All instances of the class need to follow rules related to equals and hashCode.
If a class doesn’t use UALS, you shouldn’t use it in hashCode.
Our best practice for customizing the key class is to make it immutable so that the hashCode value can be cached for better performance. Immutable classes also ensure that hashCode and equals will not change in the future, which will solve the mutable problem.
What is the difference between HashMap, LinkedHashMap, and TreeMap?
LinkedHashMap is derived from HashMap and is based on HashMap and bidirectional linked lists.
A HashMap disorder; The LinkedHashMap is ordered and can be divided into insert order and access order. In access order, both put and GET operations on existing entries move the Entry to the end of the bidirectionally linked list.
LinkedHashMap accesses data in the same way that HashMap uses Entry[], two-way lists only for order.
LinkedHashMap is thread unsafe.
TreeMap implements the SortMap interface, which sorts the records it saves by key. The default is an ascending sort of key values. You can also specify the sort comparator so that when Iterator traverses a TreeMap, the records are sorted.
16. What is fail-fast?
The fail-fast mechanism is a bug mechanism in Java collections. Fail-fast events can occur when multiple threads operate on the contents of the same collection. For example, when A thread A by the iterator to traverse A collection in the process, if the content of the collection was changed by another thread, then thread A access to the collection, will throw ConcurrentModificationException, produce fail – fast. The operations here mainly refer to add, remove and clear to modify the number of elements in the collection. The workaround suggests that “classes under the java.util package” be replaced with “classes under the java.util package”. It can be understood as follows: ExpectModCount = expectModCount = expectModCount; expectModCount = expectModCount; So throw ConcurrentModificationException.

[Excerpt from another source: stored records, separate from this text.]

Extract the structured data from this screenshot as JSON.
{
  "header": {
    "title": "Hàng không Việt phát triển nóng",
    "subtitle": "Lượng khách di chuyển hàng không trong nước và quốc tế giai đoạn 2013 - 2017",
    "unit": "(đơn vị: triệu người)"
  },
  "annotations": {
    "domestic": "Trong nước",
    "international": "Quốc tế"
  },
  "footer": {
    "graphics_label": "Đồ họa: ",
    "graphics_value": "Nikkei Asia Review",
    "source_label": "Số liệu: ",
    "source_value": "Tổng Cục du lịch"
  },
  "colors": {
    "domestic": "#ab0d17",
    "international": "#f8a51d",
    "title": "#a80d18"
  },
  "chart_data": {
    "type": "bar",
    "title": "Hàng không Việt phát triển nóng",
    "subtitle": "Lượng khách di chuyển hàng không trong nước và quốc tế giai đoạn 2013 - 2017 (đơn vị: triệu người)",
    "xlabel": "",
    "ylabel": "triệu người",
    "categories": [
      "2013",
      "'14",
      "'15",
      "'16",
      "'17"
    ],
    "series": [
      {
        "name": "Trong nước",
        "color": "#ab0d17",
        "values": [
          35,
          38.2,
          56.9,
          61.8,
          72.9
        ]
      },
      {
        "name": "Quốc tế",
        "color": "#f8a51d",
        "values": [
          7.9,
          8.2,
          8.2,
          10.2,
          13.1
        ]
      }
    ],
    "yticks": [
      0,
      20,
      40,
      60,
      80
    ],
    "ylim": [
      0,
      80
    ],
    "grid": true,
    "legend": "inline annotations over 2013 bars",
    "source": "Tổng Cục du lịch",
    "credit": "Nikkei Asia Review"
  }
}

17. Is HashMap thread safe?
For example, when thread A decides that the index position is empty, it just suspends. Thread B starts to write node data to the index position. Then thread A resumes the scene and performs assignment operation. The data of thread A is overwritten; There is also the ++size this place will also cause multiple threads at the same time expansion and other problems.
How to circumvent it: Use thread-safe ConcurrentHashMap.

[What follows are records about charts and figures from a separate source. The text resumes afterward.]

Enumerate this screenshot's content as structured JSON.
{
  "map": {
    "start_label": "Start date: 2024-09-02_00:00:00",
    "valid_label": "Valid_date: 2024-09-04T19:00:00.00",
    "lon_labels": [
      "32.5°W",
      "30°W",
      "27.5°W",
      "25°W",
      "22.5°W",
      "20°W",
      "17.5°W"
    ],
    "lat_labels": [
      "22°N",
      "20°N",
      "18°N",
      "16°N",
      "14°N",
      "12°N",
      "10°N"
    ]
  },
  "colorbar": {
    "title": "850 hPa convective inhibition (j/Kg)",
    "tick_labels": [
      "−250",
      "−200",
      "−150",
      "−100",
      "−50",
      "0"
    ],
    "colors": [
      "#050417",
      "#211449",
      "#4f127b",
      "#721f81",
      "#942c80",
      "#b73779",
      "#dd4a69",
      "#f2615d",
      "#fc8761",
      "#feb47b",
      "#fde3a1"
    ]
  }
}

18. What is the difference between HashMap and ConcurrentHashMap?
One thread is not safe, one thread is safe.
ConcurrentHashMap before JDK 1.8 uses Segment locking to implement Segment + HashEntry. The default size of Segment array is 16,2 ^ n. After JDK1.8, Node + CAS + Synchronized is adopted to ensure concurrency security, and the lock granularity is reduced.
19. Talk about the locking mechanism in ConcurrentHashMap
In JDK 1.7, the mechanism of Segment locking is adopted to realize concurrent update operations. The underlying storage structure of array + linked list is adopted, including two core static internal classes Segment and HashEntry. The Segment inherits a ReentrantLock that acts as a lock. Each Segment object guards buckets in each hash map. (2) HashEntry is used to encapsulate key-value pairs of the mapping table; ③ Each bucket is a linked list of HashEntry objects
In JDK 1.8, Node + CAS + Synchronized is used to ensure concurrency security. Delete class Segment, use table array to store key-value pairs. When the length of a HashEntry list exceeds TREEIFY_THRESHOLD, the list is converted to a red-black tree to improve performance. The bottom layer changes to array + linked list + red-black tree.